Saturday, February 12, 2011

Macon Memories



Melbourne seemed promising. The hotel was fine, the venue average. Somewhere between the hotel and the theatre is where it went wrong.

The star bus would not start after everyone was loaded on and we were ready to depart at 10:45pm. After 2 hours of head scratching and hopeful tinkering by 4 bus drivers, I decided to ask people if some would give up their bunks (as I did) to make room for the 8 stranded souls. Bunks secured and blankets and pillows moved, we left our lead bus driver behind with the dead bus.

Later, we heard he got the bus jumped and heard a rattle as he drove. He pulled over and noticed an open window.

Someone on the star bus had opened a window marked “emergency exit only.” These windows have sensors on the latches that kill the bus engine relays but will not indicate the window is ajar. The driver closed the latch and drove the empty star bus without incident. A 500-mile journey was never going to be fun, but the misery would have been shorter. We arrived in Atlanta, GA at about 9:15am and staggered to our rooms. I slept most of my “day off.”

We left Atlanta today for Macon, GA and our 8pm show here. The decision was made to stay in Atlanta on the day off because the hotels in Macon were scary. The mention of bed bugs on hotel review sites, were the deciding factor.

Before our arrival here today, I got an email asking me to warn the cast not to bring any valuables into the building upon arrival. The building did not seem secure. This could be because the “stagehands” doing the load in were all “trustees” from the Bibb County Sheriff’s Office. Each wore a white tracksuit with the sheriff’s logo on it. I felt bad for them. Some of our crew made “Don’t drop the soap jokes.” And one even played “Dueling Banjos” from DELIVERANCE on the radio shortly before the show.

There was no room for a production office of any kind in the building, so I worked from the bus today. It was very annoying. If you wanted a piece of tape, it was a 5 minute walk into the building where the road cases were. That was pretty much how the entire miserable day went.

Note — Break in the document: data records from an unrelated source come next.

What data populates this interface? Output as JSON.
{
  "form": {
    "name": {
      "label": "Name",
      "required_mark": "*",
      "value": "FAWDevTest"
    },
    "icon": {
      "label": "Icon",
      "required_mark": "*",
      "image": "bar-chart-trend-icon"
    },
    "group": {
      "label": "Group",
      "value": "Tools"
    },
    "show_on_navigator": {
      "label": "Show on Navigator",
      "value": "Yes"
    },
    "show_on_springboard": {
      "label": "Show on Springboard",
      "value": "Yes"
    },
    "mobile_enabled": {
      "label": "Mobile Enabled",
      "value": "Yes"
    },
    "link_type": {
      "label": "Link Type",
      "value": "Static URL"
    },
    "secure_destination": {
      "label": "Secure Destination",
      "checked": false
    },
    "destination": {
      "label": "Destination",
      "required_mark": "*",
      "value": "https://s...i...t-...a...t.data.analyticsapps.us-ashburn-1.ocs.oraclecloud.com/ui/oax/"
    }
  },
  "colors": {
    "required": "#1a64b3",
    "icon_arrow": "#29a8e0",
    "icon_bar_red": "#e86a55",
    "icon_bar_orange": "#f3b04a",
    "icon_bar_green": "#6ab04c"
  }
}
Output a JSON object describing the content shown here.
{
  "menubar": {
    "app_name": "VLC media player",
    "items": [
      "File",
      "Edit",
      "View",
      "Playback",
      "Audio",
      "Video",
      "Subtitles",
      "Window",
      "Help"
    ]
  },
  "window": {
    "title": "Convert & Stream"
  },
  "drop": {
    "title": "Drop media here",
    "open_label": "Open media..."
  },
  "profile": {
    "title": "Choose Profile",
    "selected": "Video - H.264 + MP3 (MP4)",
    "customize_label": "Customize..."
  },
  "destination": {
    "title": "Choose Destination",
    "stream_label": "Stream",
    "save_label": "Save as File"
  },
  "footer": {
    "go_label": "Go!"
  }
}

I am warned by my superiors about how there are many fans of the show who sometimes send letters / cards/ gifts along with strange notes. Today I opened a nicely wrapped box containing some wooden roses from a former combat solider whom had come home from the front depressed by the “visions of death” until he saw one of our performers on PBS. In his two page, hand-written letter, he quotes the Bible. He also assigns a personality to this performer based on what I imagine is his fantasy of what he would like in a woman. He included a cute picture of himself and his equally cute dog. I felt sad for both of them.

I may be in Macon, GA very far from all that matters to me, but I’m not writing to Dolph Lungren certain he must be a good bit of fun because of how hot his pecs were in Rocky IV.

1 comment:

  1. I stayed overnight in Macon once - but it was only to escape a hurricane and get Mamma Mia to Tampa on time. We were at a MOTEL and the bus got stuck pulling in to a steep driveway because the drive wheels came off the ground. The driver had to pay for a tow truck to move the bus.